Carb Counting and Insulin Math in Diabetes
As a person with diabetes who uses insulin, you develop a knack for the simple diabetes arithmetic, thanks to the necessary carb counting and insulin mathematics you perform a few times each day. You also acquire a keen sense of balance because you are constantly finding the blood sugar equilibrium between your carbs and insulin.
The Insulin and Carb Counting Equation
A rough rule of thumb is that for every 10 grams of carbs you eat at a meal, you should inject a unit of insulin.
However, your doctor will give you guidelines, specific to you, for how much insulin you should use before every meal. Those instructions will depend on the type or types of insulin he or she prescribes, your resistance to insulin (if you have type 2 diabetes), your body mass, your recent blood glucose test results, your level of fitness, and other factors.
A Carb Counting Example
Let’s say you sit down with your family for dinner one evening, and you conservatively dish yourself up the following meal:
- Baked chicken: 4 oz, 0 carb grams
- Mashed potatoes: 4 oz, 25 carb grams
- Caesar salad with dressing: 3 oz, 5 carb grams
- Mixed vegetables: 3 oz, 8 carb grams
- A medium-sized roll: 2 oz, 22 carb grams
Your carb counting estimate reveals that you are about to eat approximately 60 carb grams. So, just prior to the meal, you would inject about 6 units of insulin.
Where to Find Carb Information
Sometimes it is easy to find carb values. Packaged foods, for instance, are required to display the number of carbs per serving on the label. (That’s in the Nutrition Facts label that tells you about the calories, fat, etc.)

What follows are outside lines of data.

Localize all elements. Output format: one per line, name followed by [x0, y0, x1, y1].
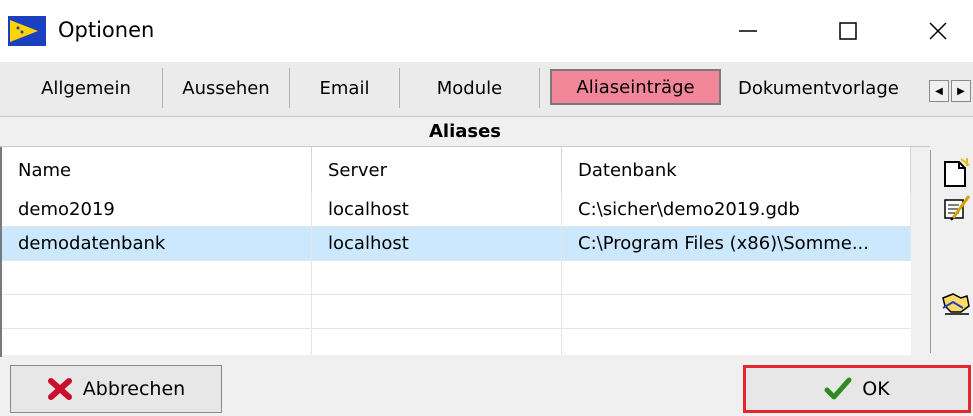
- maximize-icon: [839, 22, 857, 40]
- ok-button[interactable]: OK: [743, 365, 971, 413]
- cancel-button-label: Abbrechen: [82, 378, 186, 400]
- cell-name: demo2019: [2, 193, 312, 227]
- close-icon: [929, 22, 947, 40]
- tab-aussehen[interactable]: Aussehen: [163, 68, 290, 108]
- column-header-name[interactable]: Name: [2, 147, 312, 193]
- cell-datenbank: C:\sicher\demo2019.gdb: [562, 193, 911, 227]
- tab-aliaseintraege[interactable]: Aliaseinträge: [550, 69, 721, 105]
- empty-row: [2, 295, 911, 329]
- grid-title: Aliases: [0, 117, 930, 147]
- app-icon: [8, 16, 46, 46]
- arrow-left-icon: ◀: [935, 85, 943, 97]
- ok-button-label: OK: [862, 378, 890, 400]
- table-row[interactable]: demo2019 localhost C:\sicher\demo2019.gd…: [2, 193, 911, 227]
- tab-allgemein[interactable]: Allgemein: [10, 68, 163, 108]
- new-alias-button[interactable]: [939, 158, 973, 188]
- aliases-grid: Name Server Datenbank demo2019 localhost…: [2, 147, 911, 355]
- footer-bar: Abbrechen OK: [0, 357, 973, 416]
- window-title: Optionen: [58, 18, 155, 42]
- side-toolbar: [930, 150, 973, 353]
- minimize-button[interactable]: [713, 0, 783, 62]
- maximize-button[interactable]: [813, 0, 883, 62]
- minimize-icon: [739, 30, 757, 32]
- cancel-button[interactable]: Abbrechen: [10, 365, 222, 413]
- empty-row: [2, 329, 911, 355]
- cell-name: demodatenbank: [2, 227, 312, 261]
- cell-datenbank: C:\Program Files (x86)\Somme...: [562, 227, 911, 261]
- tab-bar: Allgemein Aussehen Email Module Aliasein…: [0, 62, 973, 117]
- column-header-server[interactable]: Server: [312, 147, 562, 193]
- checkmark-icon: [824, 377, 852, 400]
- cancel-x-icon: [47, 378, 72, 400]
- empty-row: [2, 261, 911, 295]
- tab-scroll-right-button[interactable]: ▶: [951, 80, 971, 102]
- tab-module[interactable]: Module: [400, 68, 540, 108]
- connect-alias-button[interactable]: [939, 288, 973, 318]
- column-header-datenbank[interactable]: Datenbank: [562, 147, 911, 193]
- tab-email[interactable]: Email: [290, 68, 400, 108]
- new-document-icon: [944, 158, 970, 187]
- edit-alias-button[interactable]: [939, 192, 973, 222]
- cell-server: localhost: [312, 227, 562, 261]
- handshake-icon: [942, 293, 970, 315]
- arrow-right-icon: ▶: [957, 85, 965, 97]
- tab-dokumentvorlage[interactable]: Dokumentvorlage: [730, 68, 928, 108]
- tab-scroll-left-button[interactable]: ◀: [929, 80, 949, 102]
- cell-server: localhost: [312, 193, 562, 227]
- title-bar: Optionen: [0, 0, 973, 62]
- close-button[interactable]: [903, 0, 973, 62]
- table-row-selected[interactable]: demodatenbank localhost C:\Program Files…: [2, 227, 911, 261]
- edit-icon: [944, 195, 971, 221]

Restaurant menus are beginning to publish carb values, which is helpful to people with diabetes (as well as people without diabetes, of course).
For non-packaged food, there are plenty of resources to help you estimate the number of carbs in a serving—say, in an apple. We list several good resources in our article on the basics of carb counting.
Carb Counting in Diabetes
Counting carbs for people with diabetes is not a precise science, but an estimate—you should keep that in mind. Make your best estimate, and then 2 hours after you eat, check your blood glucose level (that will be your postprandial—after eating—blood glucose level).
Your blood glucose level will be the best indication of how you did balancing the carbs in your meal with the insulin you took. At that point, if your blood glucose is a little high, you can bolus a little more insulin. If your blood glucose is a little too low, you can carb count a little snack that will get you back onto your daily diabetes plan.
You can also use your postprandial blood glucose level to help you make future insulin adjustments. By seeing how that amount of carbs affected your blood glucose level, you can better estimate the amount of insulin you’ll need to help keep your blood glucose in your goal range.
Carb counting and all this “insulin math” may seem overwhelming, but with practice, you’ll be able to do it without thinking about it too much. It’ll be just another part of your daily life with diabetes—one that you can easily handle as you take good care of yourself.